When You Can’t See the Hair
If the bump is there but you can’t see any trace of the hair, chemical exfoliation is a better strategy than picking at the skin. Products containing salicylic acid (a BHA) dissolve dead skin cells and unclog the opening of the follicle, encouraging the trapped hair to work its way out on its own. Glycolic acid (an AHA) works differently: it loosens the bonds between dead skin cells on the surface, making it physically easier for the hair to break through.
Apply a thin layer of a salicylic acid or glycolic acid product to the bump once or twice a day. Many people see the hair emerge within a few days. These acids also speed up cell turnover, which helps prevent the next ingrown hair from forming. If you have sensitive skin, start with every other day and watch for irritation, since armpit skin is thinner and more reactive than skin on your legs or face.

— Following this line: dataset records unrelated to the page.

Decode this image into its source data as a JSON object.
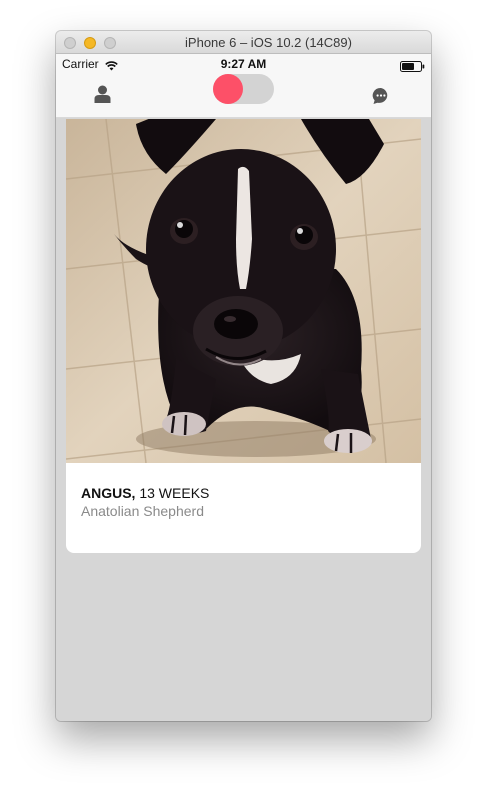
{
  "window": {
    "title": "iPhone 6 – iOS 10.2 (14C89)"
  },
  "status_bar": {
    "carrier": "Carrier",
    "time": "9:27 AM",
    "wifi_icon": "wifi-icon",
    "battery_icon": "battery-icon"
  },
  "nav_bar": {
    "left_icon": "person-icon",
    "center_toggle": {
      "state": "left",
      "accent_color": "#fd5068"
    },
    "right_icon": "chat-bubble-icon"
  },
  "card": {
    "name": "ANGUS,",
    "age": "13 WEEKS",
    "breed": "Anatolian Shepherd",
    "photo": "black puppy with white blaze sitting on tiled floor"
  },
  "colors": {
    "accent": "#fd5068",
    "background": "#d6d6d6",
    "card": "#ffffff"
  }
}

Signs the Bump Needs Medical Attention
Most ingrown hairs are annoying but harmless. Some, however, develop into cysts or infections that you shouldn’t handle at home. See a doctor if you notice any of the following:
- Growing size: the bump keeps getting larger over several days instead of shrinking
- Pus or discharge: yellow or green fluid leaking from the bump
- Increasing pain and swelling: tenderness that spreads beyond the bump itself
- Fever: any temperature rise alongside a painful bump suggests the infection may be spreading
A doctor can inject a steroid to reduce severe swelling, perform a small incision to drain an abscess, or in some cases surgically remove a cyst that keeps recurring. Scratching, squeezing, or popping an ingrown hair cyst at home is the most common cause of bacterial complications, so resist the urge.
How to Prevent Ingrown Hairs When Shaving
The single most effective prevention step is using a sharp blade. A dull razor drags against the skin and cuts hair unevenly, leaving jagged tips that are more likely to curl inward. Replace disposable razors frequently, and rinse the blade after every stroke to clear hair and product buildup.

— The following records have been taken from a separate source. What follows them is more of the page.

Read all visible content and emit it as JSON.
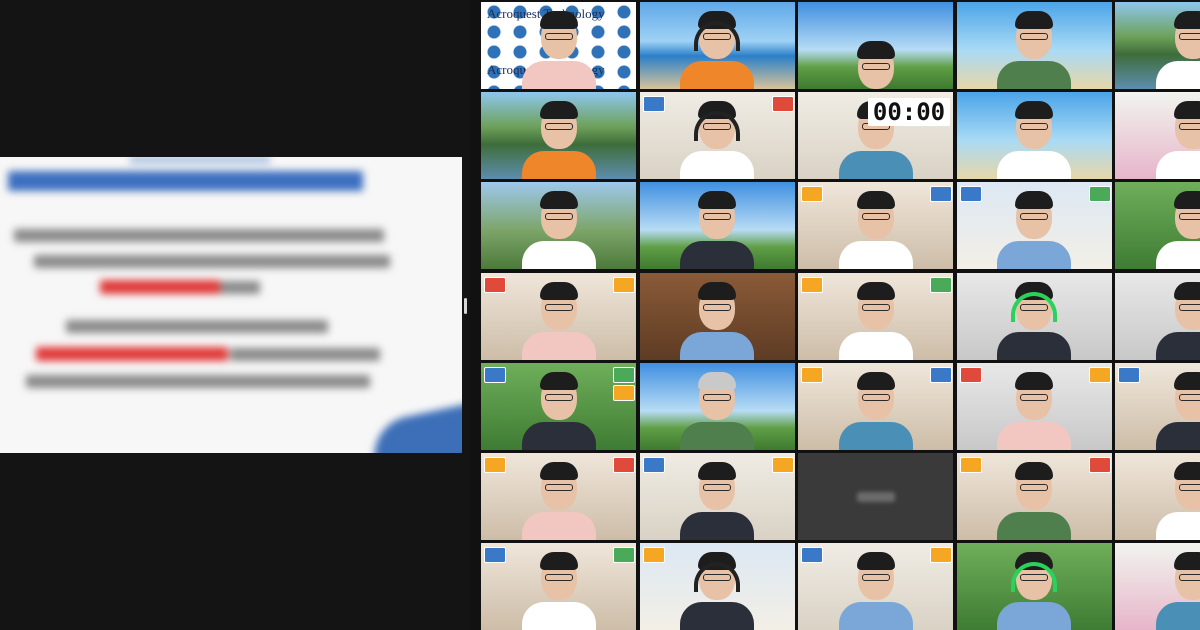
{
  "timer": {
    "text": "00:00"
  },
  "watermark": {
    "text": "Acroquest Technology"
  },
  "colors": {
    "background": "#111111",
    "active_speaker_border": "#31d158",
    "slide_title": "#3e6fc0",
    "slide_highlight": "#e03a3a"
  },
  "gallery": {
    "columns": 5,
    "rows": 7,
    "tiles": [
      {
        "bg": "pattern",
        "body": "pink",
        "watermark": true
      },
      {
        "bg": "ocean",
        "body": "orange",
        "headset": "dark"
      },
      {
        "bg": "sky",
        "body": "white",
        "partial": true
      },
      {
        "bg": "beach",
        "body": "green"
      },
      {
        "bg": "lake",
        "body": "white"
      },
      {
        "bg": "lake",
        "body": "orange"
      },
      {
        "bg": "office",
        "body": "white",
        "headset": "dark",
        "badges": [
          "blue",
          "red"
        ]
      },
      {
        "bg": "office",
        "body": "floral",
        "timer": true
      },
      {
        "bg": "beach",
        "body": "white"
      },
      {
        "bg": "flowers",
        "body": "white"
      },
      {
        "bg": "stadium",
        "body": "white"
      },
      {
        "bg": "sky",
        "body": "dark"
      },
      {
        "bg": "room",
        "body": "white",
        "badges": [
          "orange",
          "blue"
        ]
      },
      {
        "bg": "window",
        "body": "blue",
        "badges": [
          "blue",
          "green"
        ]
      },
      {
        "bg": "forest",
        "body": "grey"
      },
      {
        "bg": "room",
        "body": "pink",
        "badges": [
          "red",
          "orange"
        ]
      },
      {
        "bg": "wood",
        "body": "blue"
      },
      {
        "bg": "room",
        "body": "white",
        "badges": [
          "orange",
          "green"
        ]
      },
      {
        "bg": "grey",
        "body": "dark",
        "headset": "green",
        "active": true
      },
      {
        "bg": "grey",
        "body": "dark"
      },
      {
        "bg": "forest",
        "body": "dark",
        "badges": [
          "blue",
          "green",
          "orange"
        ]
      },
      {
        "bg": "sky",
        "body": "green",
        "hair": "grey"
      },
      {
        "bg": "room",
        "body": "floral",
        "badges": [
          "orange",
          "blue"
        ]
      },
      {
        "bg": "grey",
        "body": "pink",
        "badges": [
          "red",
          "orange"
        ]
      },
      {
        "bg": "room",
        "body": "dark",
        "badges": [
          "blue"
        ]
      },
      {
        "bg": "room",
        "body": "pink",
        "badges": [
          "orange",
          "red"
        ]
      },
      {
        "bg": "office",
        "body": "dark",
        "badges": [
          "blue",
          "orange"
        ]
      },
      {
        "empty": true
      },
      {
        "bg": "room",
        "body": "green",
        "badges": [
          "orange",
          "red"
        ]
      },
      {
        "bg": "room",
        "body": "white"
      },
      {
        "bg": "room",
        "body": "white",
        "badges": [
          "blue",
          "green"
        ]
      },
      {
        "bg": "window",
        "body": "dark",
        "headset": "dark",
        "badges": [
          "orange"
        ]
      },
      {
        "bg": "office",
        "body": "blue",
        "badges": [
          "blue",
          "orange"
        ]
      },
      {
        "bg": "forest",
        "body": "blue",
        "headset": "green"
      },
      {
        "bg": "flowers",
        "body": "floral"
      }
    ]
  }
}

Because armpit hair grows in multiple directions, you’ll get the closest shave by using short strokes in varying directions: upward, downward, and sideways. Pull the skin taut with your free hand so the razor can glide over the curves of the underarm without pressing too hard. A flexible razor head helps here, conforming to the angles that a rigid head would skip over or nick.
Always shave with a lubricant. Shaving gel or cream reduces friction between the blade and skin. If you don’t have shaving cream, conditioner, body oil (coconut or olive), or even aloe vera gel will work. Dry shaving is one of the fastest ways to trigger ingrown hairs.
After shaving, wait a few minutes before applying deodorant or antiperspirant. Freshly shaved skin has microscopic openings, and the chemicals in these products, particularly fragrances and aluminum, can cause irritation that swells the follicle shut around a regrowing hair.
Longer-Term Options
If ingrown hairs are a recurring problem no matter how carefully you shave, switching to an electric trimmer is a practical middle ground. Electric shavers don’t cut the hair below the skin’s surface, which means there’s no sharp tip to curl back in. You won’t get the same baby-smooth result, but for people prone to ingrown hairs, the trade-off is worth it.
For a more permanent fix, laser hair removal targets the follicle itself. A single treatment session can destroy 80 to 90 percent of treated hair follicles, and most people need a series of sessions for full results. With fewer active follicles, there are simply fewer hairs available to become ingrown. Electrolysis is another option that destroys follicles one at a time and works on all hair colors, unlike laser, which is most effective on dark hair against lighter skin. Both options require an upfront investment but can eliminate the ingrown hair cycle entirely for people who deal with it chronically.